Even if the climate cools, study finds, glaciers will continue to shrink

OHIO STATE UNIVERSITY

IMAGE
IMAGE: ICEBERGS NEAR GREENLAND FORM FROM ICE THAT HAS BROKEN OFF–OR CALVED–FROM GLACIERS ON THE ISLAND. A NEW STUDY SHOWS THAT THE GLACIERS ARE LOSING ICE RAPIDLY ENOUGH THAT, EVEN IF… view more CREDIT: PHOTO COURTESY MICHALEA KING

COLUMBUS, Ohio – Nearly 40 years of satellite data from Greenland shows that glaciers on the island have shrunk so much that even if global warming were to stop today, the ice sheet would continue shrinking.

The finding, published today, Aug. 13, in the journal Nature Communications Earth and Environment, means that Greenland’s glaciers have passed a tipping point of sorts, where the snowfall that replenishes the ice sheet each year cannot keep up with the ice that is flowing into the ocean from glaciers.

“We’ve been looking at these remote sensing observations to study how ice discharge and accumulation have varied,” said Michalea King, lead author of the study and a researcher at The Ohio State University’s Byrd Polar and Climate Research Center. “And what we’ve found is that the ice that’s discharging into the ocean is far surpassing the snow that’s accumulating on the surface of the ice sheet.”

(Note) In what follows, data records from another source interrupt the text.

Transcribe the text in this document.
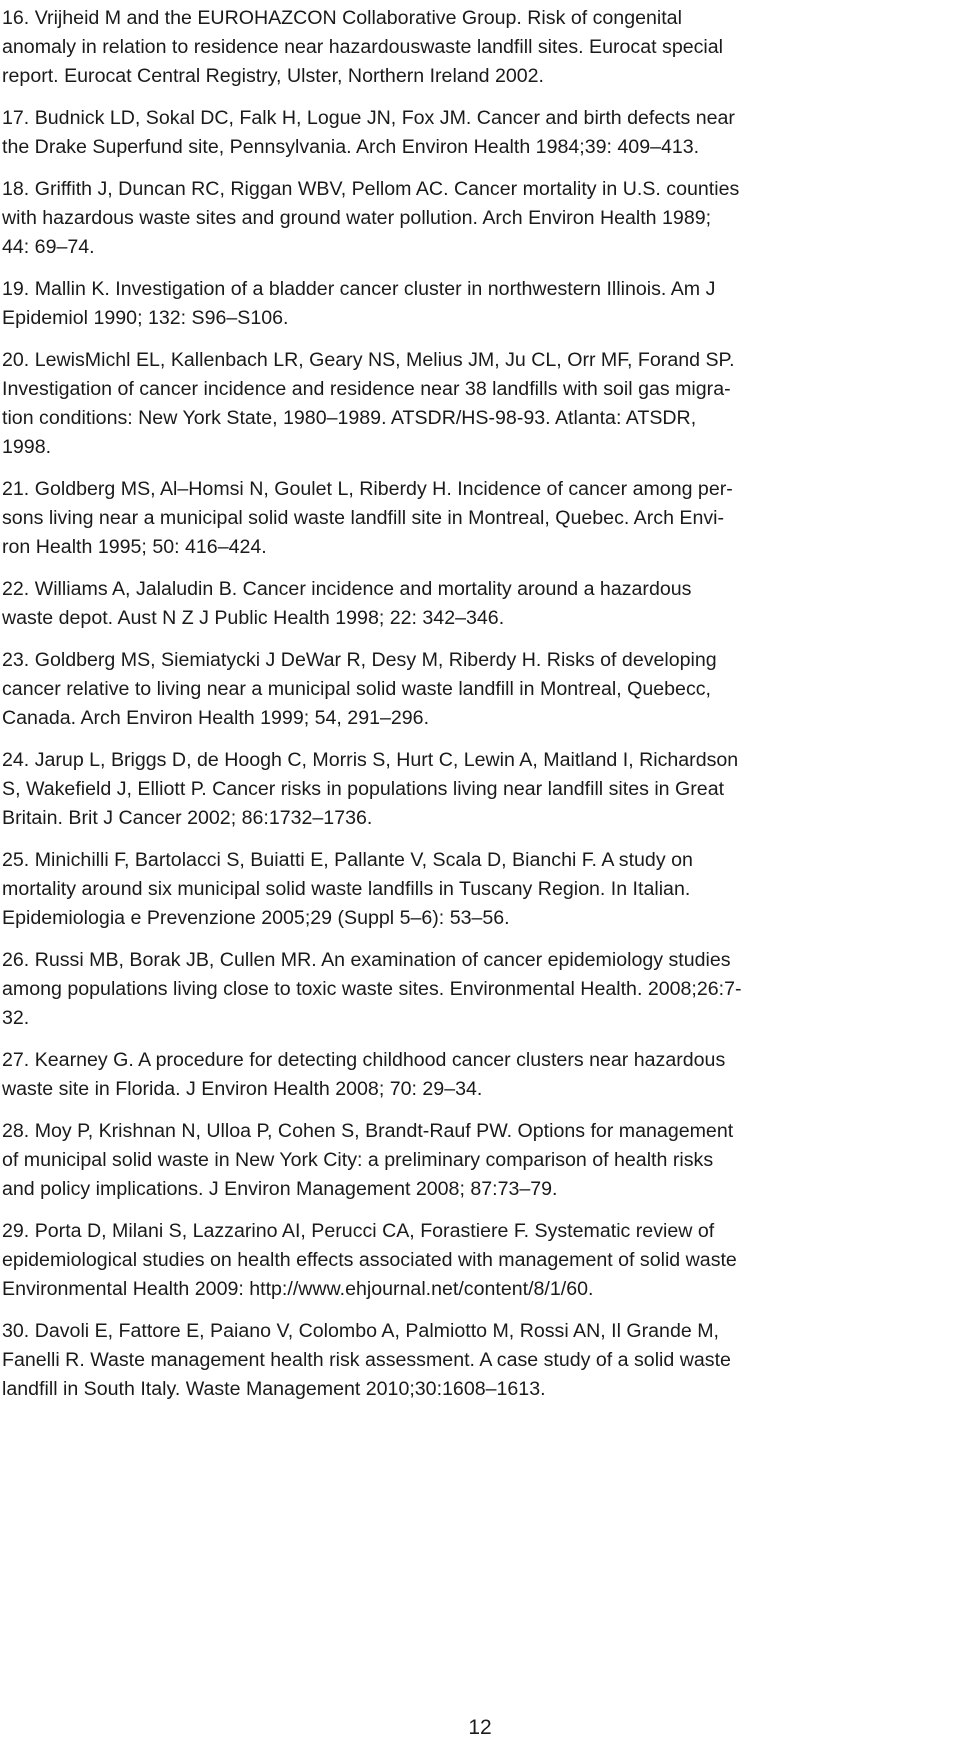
16. Vrijheid M and the EUROHAZCON Collaborative Group. Risk of congenital
anomaly in relation to residence near hazardouswaste landfill sites. Eurocat special
report. Eurocat Central Registry, Ulster, Northern Ireland 2002.

17. Budnick LD, Sokal DC, Falk H, Logue JN, Fox JM. Cancer and birth defects near
the Drake Superfund site, Pennsylvania. Arch Environ Health 1984;39: 409–413.

18. Griffith J, Duncan RC, Riggan WBV, Pellom AC. Cancer mortality in U.S. counties
with hazardous waste sites and ground water pollution. Arch Environ Health 1989;
44: 69–74.

19. Mallin K. Investigation of a bladder cancer cluster in northwestern Illinois. Am J
Epidemiol 1990; 132: S96–S106.

20. LewisMichl EL, Kallenbach LR, Geary NS, Melius JM, Ju CL, Orr MF, Forand SP.
Investigation of cancer incidence and residence near 38 landfills with soil gas migra-
tion conditions: New York State, 1980–1989. ATSDR/HS-98-93. Atlanta: ATSDR,
1998.

21. Goldberg MS, Al–Homsi N, Goulet L, Riberdy H. Incidence of cancer among per-
sons living near a municipal solid waste landfill site in Montreal, Quebec. Arch Envi-
ron Health 1995; 50: 416–424.

22. Williams A, Jalaludin B. Cancer incidence and mortality around a hazardous
waste depot. Aust N Z J Public Health 1998; 22: 342–346.

23. Goldberg MS, Siemiatycki J DeWar R, Desy M, Riberdy H. Risks of developing
cancer relative to living near a municipal solid waste landfill in Montreal, Quebecc,
Canada. Arch Environ Health 1999; 54, 291–296.

24. Jarup L, Briggs D, de Hoogh C, Morris S, Hurt C, Lewin A, Maitland I, Richardson
S, Wakefield J, Elliott P. Cancer risks in populations living near landfill sites in Great
Britain. Brit J Cancer 2002; 86:1732–1736.

25. Minichilli F, Bartolacci S, Buiatti E, Pallante V, Scala D, Bianchi F. A study on
mortality around six municipal solid waste landfills in Tuscany Region. In Italian.
Epidemiologia e Prevenzione 2005;29 (Suppl 5–6): 53–56.

26. Russi MB, Borak JB, Cullen MR. An examination of cancer epidemiology studies
among populations living close to toxic waste sites. Environmental Health. 2008;26:7-
32.

27. Kearney G. A procedure for detecting childhood cancer clusters near hazardous
waste site in Florida. J Environ Health 2008; 70: 29–34.

28. Moy P, Krishnan N, Ulloa P, Cohen S, Brandt-Rauf PW. Options for management
of municipal solid waste in New York City: a preliminary comparison of health risks
and policy implications. J Environ Management 2008; 87:73–79.

29. Porta D, Milani S, Lazzarino AI, Perucci CA, Forastiere F. Systematic review of
epidemiological studies on health effects associated with management of solid waste
Environmental Health 2009: http://www.ehjournal.net/content/8/1/60.

30. Davoli E, Fattore E, Paiano V, Colombo A, Palmiotto M, Rossi AN, Il Grande M,
Fanelli R. Waste management health risk assessment. A case study of a solid waste
landfill in South Italy. Waste Management 2010;30:1608–1613.

12
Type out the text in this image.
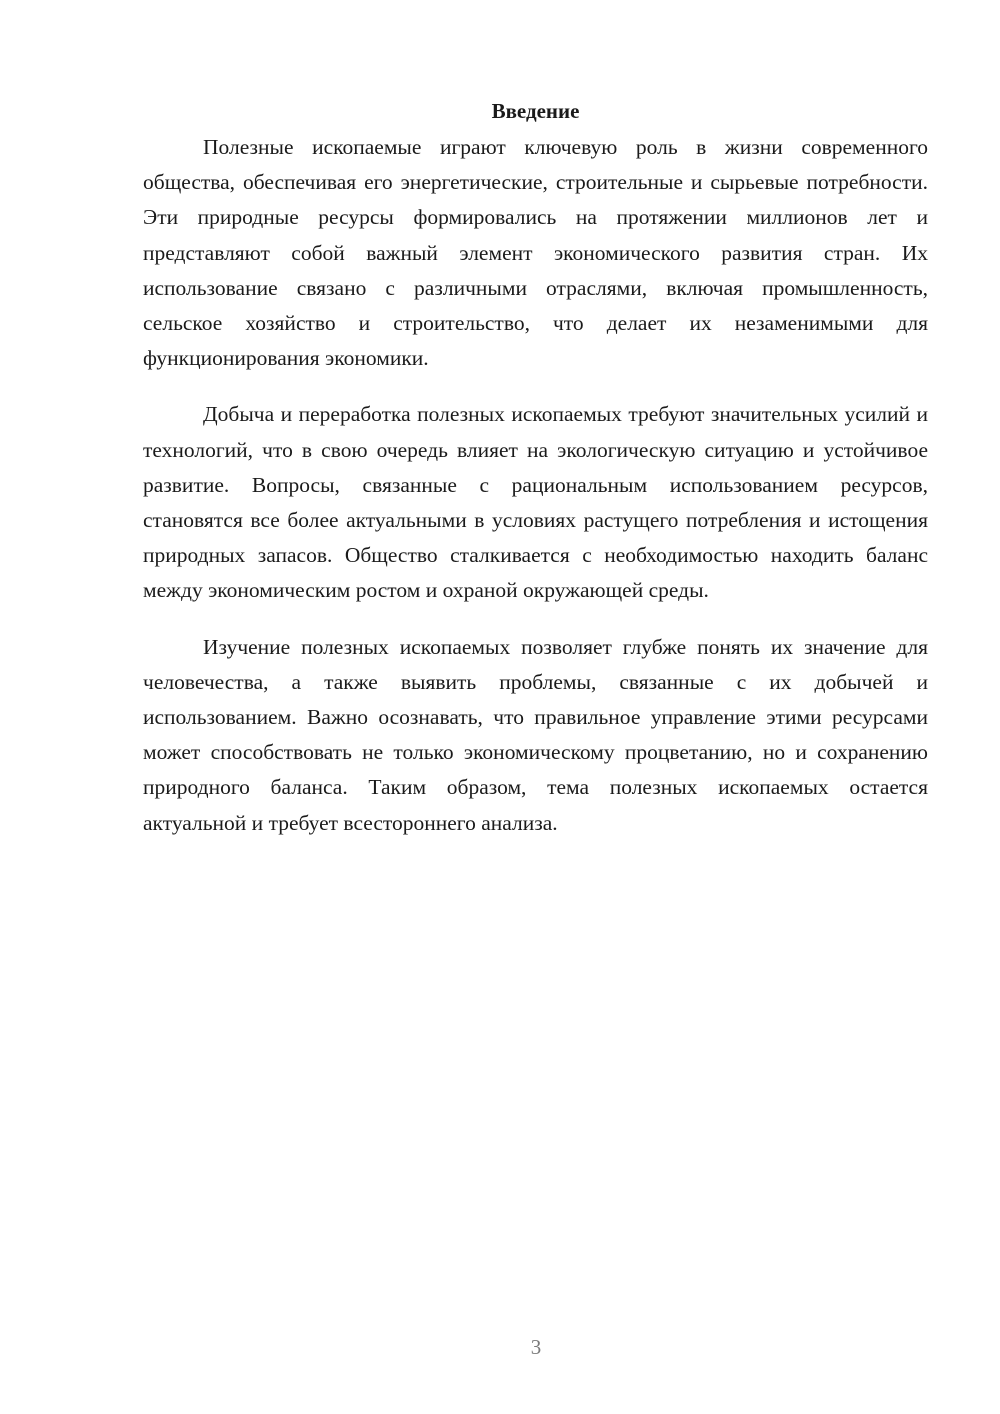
Введение

Полезные ископаемые играют ключевую роль в жизни современного общества, обеспечивая его энергетические, строительные и сырьевые потребности. Эти природные ресурсы формировались на протяжении миллионов лет и представляют собой важный элемент экономического развития стран. Их использование связано с различными отраслями, включая промышленность, сельское хозяйство и строительство, что делает их незаменимыми для функционирования экономики.

Добыча и переработка полезных ископаемых требуют значительных усилий и технологий, что в свою очередь влияет на экологическую ситуацию и устойчивое развитие. Вопросы, связанные с рациональным использованием ресурсов, становятся все более актуальными в условиях растущего потребления и истощения природных запасов. Общество сталкивается с необходимостью находить баланс между экономическим ростом и охраной окружающей среды.

Изучение полезных ископаемых позволяет глубже понять их значение для человечества, а также выявить проблемы, связанные с их добычей и использованием. Важно осознавать, что правильное управление этими ресурсами может способствовать не только экономическому процветанию, но и сохранению природного баланса. Таким образом, тема полезных ископаемых остается актуальной и требует всестороннего анализа.

3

King and other researchers analyzed monthly satellite data from more than 200 large glaciers draining into the ocean around Greenland. Their observations show how much ice breaks off into icebergs or melts from the glaciers into the ocean. They also show the amount of snowfall each year–the way these glaciers get replenished.

The researchers found that, throughout the 1980s and 90s, snow gained through accumulation and ice melted or calved from glaciers were mostly in balance, keeping the ice sheet intact. Through those decades, the researchers found, the ice sheets generally lost about 450 gigatons (about 450 billion tons) of ice each year from flowing outlet glaciers, which was replaced with snowfall.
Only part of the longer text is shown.